THOUGHTS FOR SATURDAY. Some scholars might say Luke got the Lord's Prayer from Sayings Gospel Q (who doesn’t know about Q is invited and welcome to my adult sunday school class). Others might say Luke had access to Matthew’s gospel. IDK and neither do any of them, but I’m going with the Q hypothesis. Luke and Matthew (chapter 6) get the Lord’s Prayer (the Our Father) from the same independent source, Q. Matthew adds the closing doxology and we twenty-one centuries later use Matthew’s version liturgically for the most part.   

Luke and Matthew are written in Greek (the notion that Matthew was written in Hebrew or Aramaic is rubbish, Mt & Lk have total in common with Mark’s Greek, and Matthew lifts OT quotations straight from the LXX, the Septuagint, the Greek language Hebrew bible), and both Matthew's and Luke’s NT Greek has Jesus here addressing God as Πάτερ, Pater. Some of my old Navy friends now call me “Padre,” Spanish for the Greek Πάτερ although I was not a Navy chaplain. But Jesus actually praying may call God אַבָּא which sounds Ah-Ba, which is not so formal as Pater, Father (another word altogether), but means Daddy. Daddy. Can you imagine calling God "Daddy"? I don’t even refer to my own father that way. אַבָּא


And the great parable of the friend at midnight. It  isn’t “anthropos” that in other places the politically sanitized NRSV renders not "man" but “friend,” but here the man says, Φίλε, Friend, maybe even “dear friend” or “beloved friend” because phile is one of four common Greek words for "love," I need three loaves of bread.

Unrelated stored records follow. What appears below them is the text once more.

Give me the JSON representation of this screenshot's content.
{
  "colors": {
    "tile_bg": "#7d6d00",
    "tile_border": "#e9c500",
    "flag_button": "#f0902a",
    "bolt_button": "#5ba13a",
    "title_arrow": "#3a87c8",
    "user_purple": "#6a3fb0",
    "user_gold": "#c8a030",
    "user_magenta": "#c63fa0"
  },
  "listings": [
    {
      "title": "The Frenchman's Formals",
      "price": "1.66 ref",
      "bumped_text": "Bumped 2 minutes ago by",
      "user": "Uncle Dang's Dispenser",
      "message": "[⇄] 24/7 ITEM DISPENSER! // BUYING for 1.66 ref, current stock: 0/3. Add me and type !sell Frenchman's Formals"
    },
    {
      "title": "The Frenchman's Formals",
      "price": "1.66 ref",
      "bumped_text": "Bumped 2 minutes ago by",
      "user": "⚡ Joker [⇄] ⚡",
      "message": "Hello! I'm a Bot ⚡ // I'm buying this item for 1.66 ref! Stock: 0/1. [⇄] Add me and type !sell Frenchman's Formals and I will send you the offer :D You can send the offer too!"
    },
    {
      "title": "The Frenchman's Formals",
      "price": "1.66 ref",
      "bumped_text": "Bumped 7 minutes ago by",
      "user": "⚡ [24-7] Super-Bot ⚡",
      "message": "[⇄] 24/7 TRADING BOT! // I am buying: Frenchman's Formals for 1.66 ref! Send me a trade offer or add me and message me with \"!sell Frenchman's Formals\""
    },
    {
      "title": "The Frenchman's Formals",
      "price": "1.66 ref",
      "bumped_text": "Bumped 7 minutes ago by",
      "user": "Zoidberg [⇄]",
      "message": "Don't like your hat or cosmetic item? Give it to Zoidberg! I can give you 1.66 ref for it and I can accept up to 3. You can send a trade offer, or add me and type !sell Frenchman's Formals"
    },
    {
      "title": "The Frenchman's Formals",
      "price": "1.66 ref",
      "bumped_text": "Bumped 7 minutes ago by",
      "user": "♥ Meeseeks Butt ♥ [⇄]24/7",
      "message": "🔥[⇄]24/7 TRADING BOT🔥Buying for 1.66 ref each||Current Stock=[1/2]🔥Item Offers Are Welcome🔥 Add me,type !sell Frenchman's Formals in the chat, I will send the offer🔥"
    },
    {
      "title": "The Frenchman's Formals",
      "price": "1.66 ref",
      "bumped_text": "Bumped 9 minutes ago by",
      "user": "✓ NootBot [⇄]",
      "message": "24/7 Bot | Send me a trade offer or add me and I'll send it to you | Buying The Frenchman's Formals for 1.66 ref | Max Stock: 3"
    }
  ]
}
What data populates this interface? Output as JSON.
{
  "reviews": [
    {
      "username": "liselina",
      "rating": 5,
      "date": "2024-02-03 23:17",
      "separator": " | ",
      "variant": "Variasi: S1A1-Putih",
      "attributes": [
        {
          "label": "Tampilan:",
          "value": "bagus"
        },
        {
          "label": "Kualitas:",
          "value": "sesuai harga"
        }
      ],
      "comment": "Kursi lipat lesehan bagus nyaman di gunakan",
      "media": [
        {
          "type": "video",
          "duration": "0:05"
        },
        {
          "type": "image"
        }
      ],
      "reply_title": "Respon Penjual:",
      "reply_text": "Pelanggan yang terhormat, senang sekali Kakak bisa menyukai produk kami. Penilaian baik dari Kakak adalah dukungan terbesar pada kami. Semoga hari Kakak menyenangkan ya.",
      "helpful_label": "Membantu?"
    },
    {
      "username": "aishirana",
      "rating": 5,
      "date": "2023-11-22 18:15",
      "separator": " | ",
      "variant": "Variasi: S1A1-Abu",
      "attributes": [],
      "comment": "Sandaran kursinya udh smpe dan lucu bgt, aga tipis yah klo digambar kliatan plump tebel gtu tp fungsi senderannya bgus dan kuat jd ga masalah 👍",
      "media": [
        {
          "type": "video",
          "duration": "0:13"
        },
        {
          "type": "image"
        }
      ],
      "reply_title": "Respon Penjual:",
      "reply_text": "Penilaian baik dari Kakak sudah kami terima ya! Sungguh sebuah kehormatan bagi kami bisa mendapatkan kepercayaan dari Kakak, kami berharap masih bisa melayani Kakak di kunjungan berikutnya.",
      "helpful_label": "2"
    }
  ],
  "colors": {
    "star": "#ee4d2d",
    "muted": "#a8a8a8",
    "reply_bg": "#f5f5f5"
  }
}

But here's the point: The parable does not say if you are the man locked up inside and sleep, get up and give your Φίλε the bread. It’s from the other side of the locked door. It says if your friend doesn’t answer the door, keep knocking and banging and shouting and eventually he’ll get up and give you the damn bread to get rid of you so he can go back to sleep. My NT professor at seminary insisted that the parable does not say that God is the locked up and sleeping neighbor who doesn’t want to be bothered with you; but the hard experience of many praying fervently and desperately is that my professor was wrong, even that nobody is home. How does this affect the faith of the faithful? Have you been there? I remember a sermon nearly twenty years ago at an especially agonizing time, when I asked my congregation, "Will the faith of Tom Weller survive the death of William Hall?" Have you been there too?